If you atempt to unpack the statistics you find all kinds of factors involved, like:
*an improved ability to diagnose concussion
*the fact that people who ride in dangerous situations are more likely to wear helmets and have accidents
*and as you say, because they wore helmets, more people are surviving accidents that without a helmet would have caused a fatal skull fracture, etc.

The interesting thing is that, especially in countries where helmet use for cyclists was made compulsory, the expected reduction in brain injury has not occurred. Though at same time the incidence of skull fracture has noticeably reduced.
 
Re: Re:

GrahamJohnWallace":2dcqek1e said:
In a way you are right in that helmet manufacturers never say what their products protect us from in case that leaves them open to litigation in the event of an accident. All they say is that their products meet the safety standards. Standards that do not test the ability of a helmet to protect against violent rotations of the head.

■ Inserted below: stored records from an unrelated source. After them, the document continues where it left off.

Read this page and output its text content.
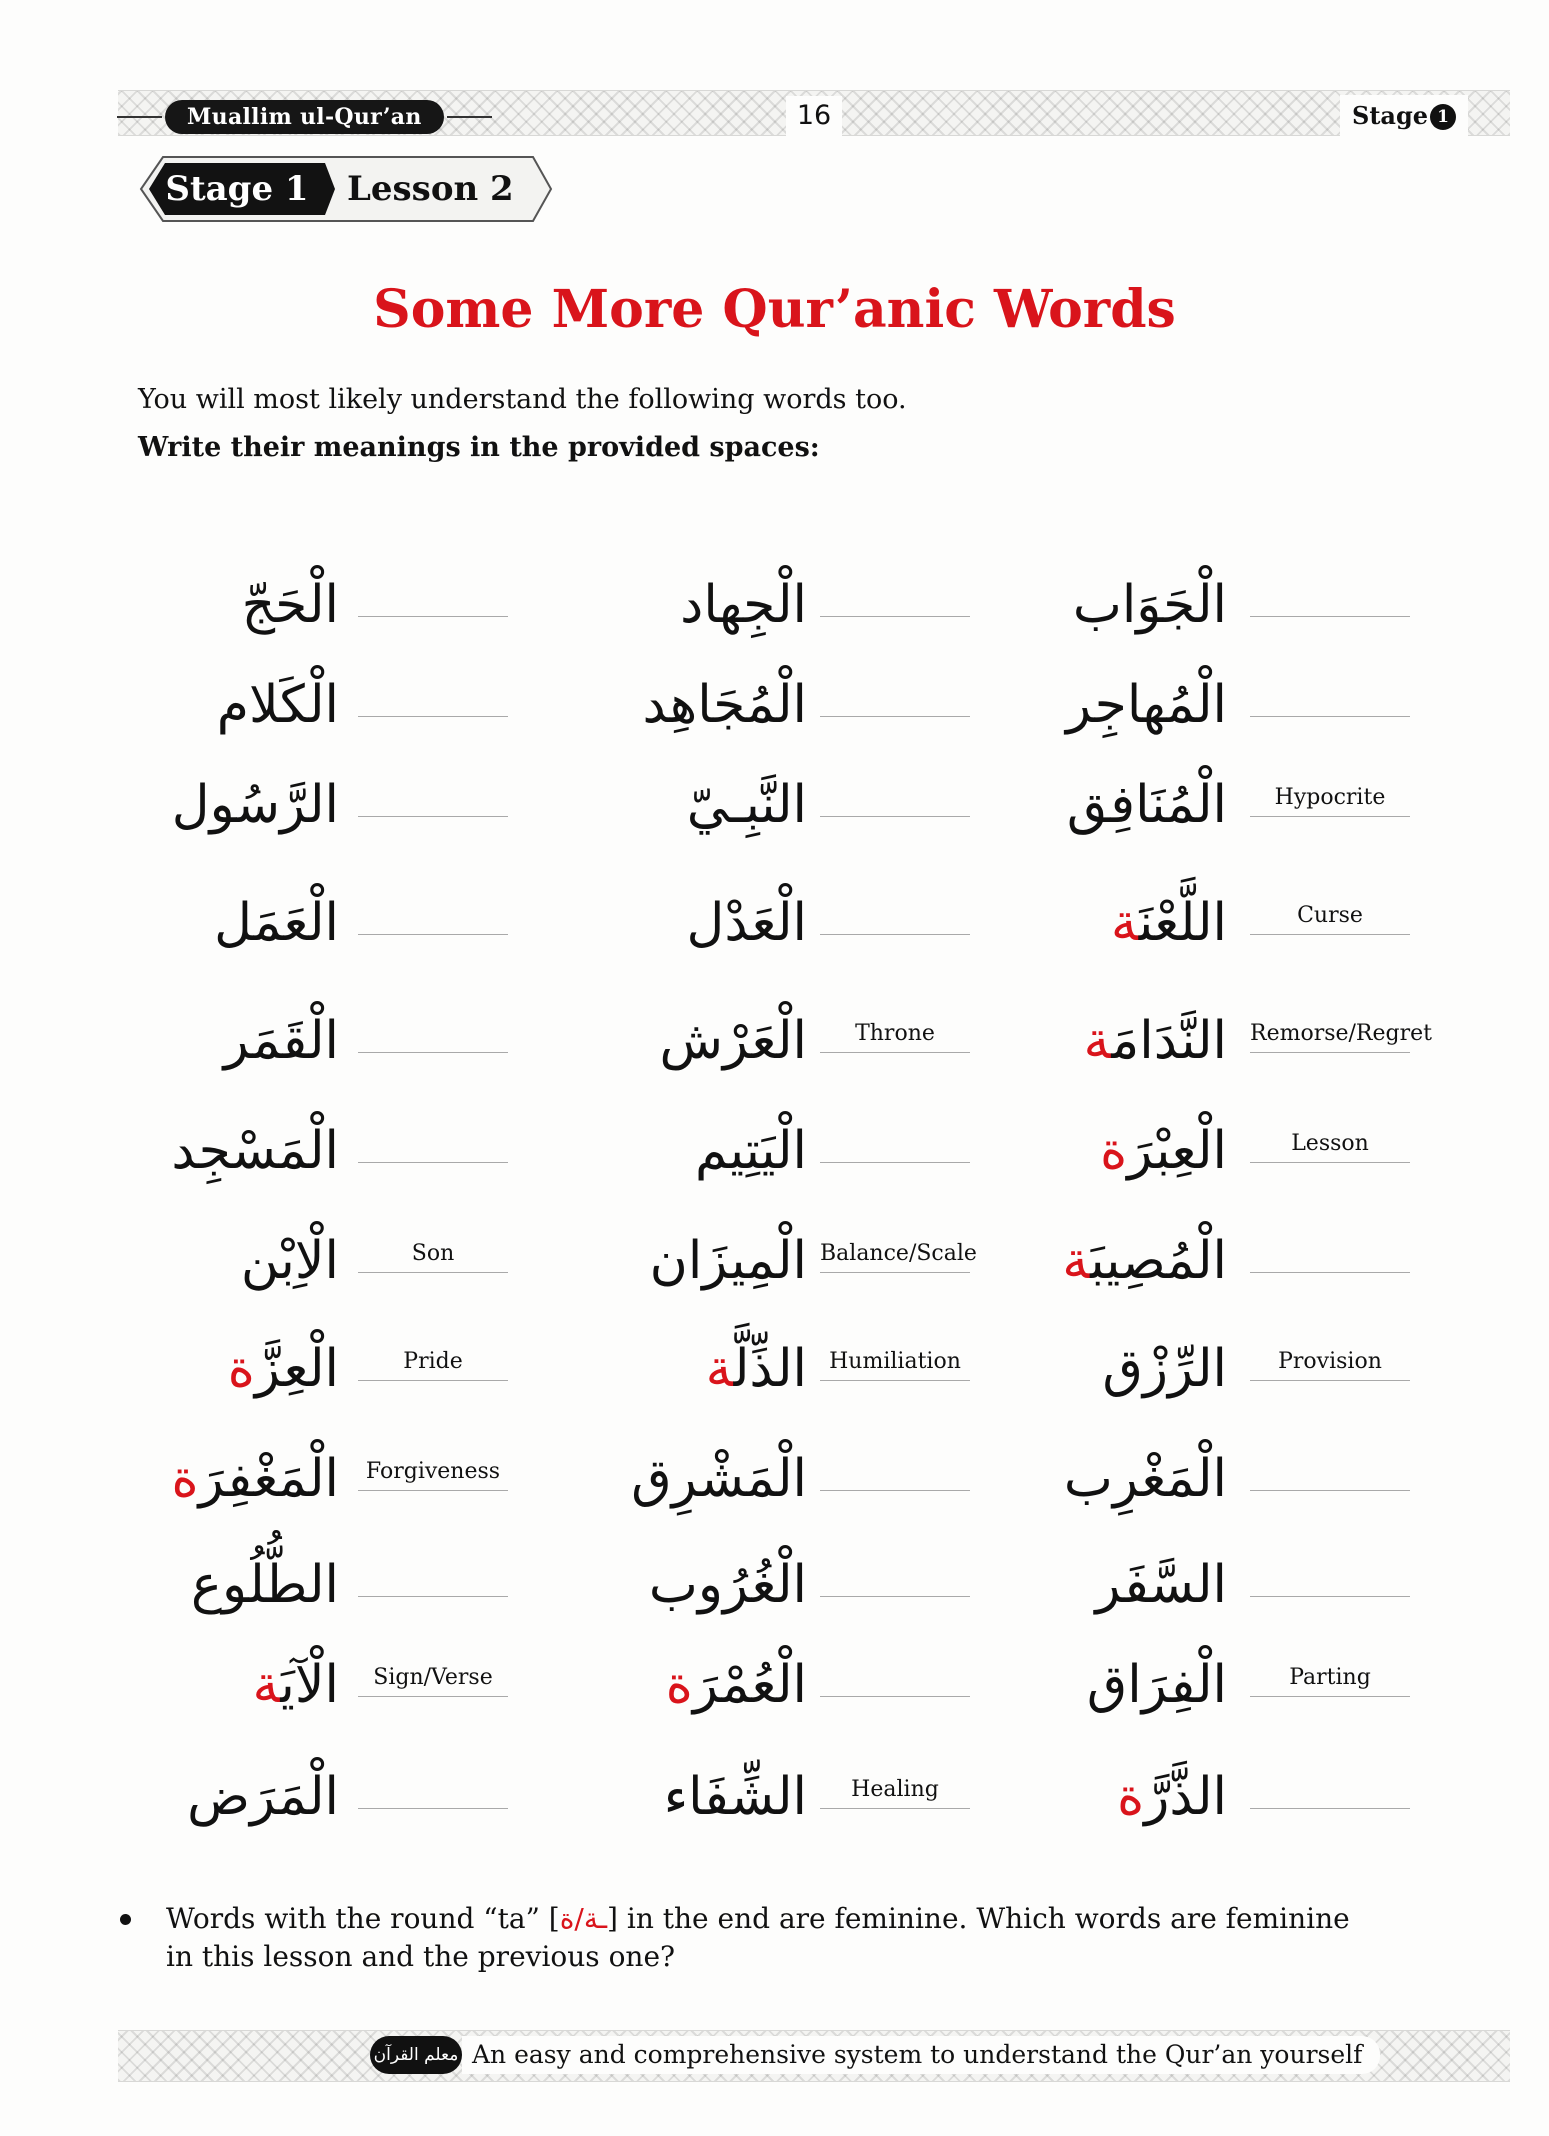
Muallim ul-Qur’an	16	Stage 1
Stage 1	Lesson 2
Some More Qur’anic Words
You will most likely understand the following words too.
Write their meanings in the provided spaces:
الْحَجّ	الْجِهاد	الْجَوَاب
الْكَلام	الْمُجَاهِد	الْمُهاجِر
الرَّسُول	النَّبِـيّ	الْمُنَافِق	Hypocrite
الْعَمَل	الْعَدْل	اللَّعْنَة	Curse
الْقَمَر	الْعَرْش	Throne	النَّدَامَة	Remorse/Regret
الْمَسْجِد	الْيَتِيم	الْعِبْرَة	Lesson
الْاِبْن	Son	الْمِيزَان Balance/Scale	الْمُصِيبَة
الْعِزَّة	Pride	الذِّلَّة	Humiliation	الرِّزْق	Provision
الْمَغْفِرَة	Forgiveness	الْمَشْرِق	الْمَغْرِب
الطُّلُوع	الْغُرُوب	السَّفَر
الْآيَة	Sign/Verse	الْعُمْرَة	الْفِرَاق	Parting
الْمَرَض	الشِّفَاء	Healing	الذَّرَّة
Words with the round “ta” [ـة/ة] in the end are feminine. Which words are feminine in this lesson and the previous one?
معلم القرآن An easy and comprehensive system to understand the Qur’an yourself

Does the technology exist to prevent concussion caused by sudden rotation?

The Swedes have developed their MIPS (Multi-Directional Impact ­Protection System) where the helmet contains a ­low-friction slip plate between the head and the foam liner. On impact, this allows the helmet to rotate independent of the MIPS liner, absorbing some rotational acceleration.

However this has not been independently tested and I am frankly skeptical that such a system will do little more in reducing the friction than putting Brylcreem on your hair. And it only allows for about 15mm of rotation before the mechanism and chin strap stops it from moving further.

As most of the bicycle helmet industry doesn't openly acknowledge the the problem exists, it is unlikely that they have spent much time and money in searching for solutions.

People that buy cycle helmets must do so because they believe they protect against something. Unless that is they are buying them as a fashion statement or simply to look the part. And I think therefore that it is only right that helmets should protect the brain adequately as well as the skull.

From my perspective, my helmet once came between me and slamming the left-hand side of my head into a nice chunk of jagged limestone. That side of the helmet was ripped to shreds and had a huge crack down the middle. I cycled home that day. I suspect I wouldn't have done without it. For me that was job done, and reassured my helmet was more than a fashion statement.

I just think we have to be careful that false expectations aren't being set. For example, builder's helmets are designed to protect from falling stuff, not to protect your head if you fall.

Perhaps we simply expect too much from helmets to reduce concussion?

If it could be shown that helmets in similar sports eg motorcycling were better at protection from concussion - then I think there would be a case for criticising and lobbying for cycle helmets to offer similar protection.

And if the technology to reduce concussion ever became available, then we should definitely have it in cycling helmets - if viable.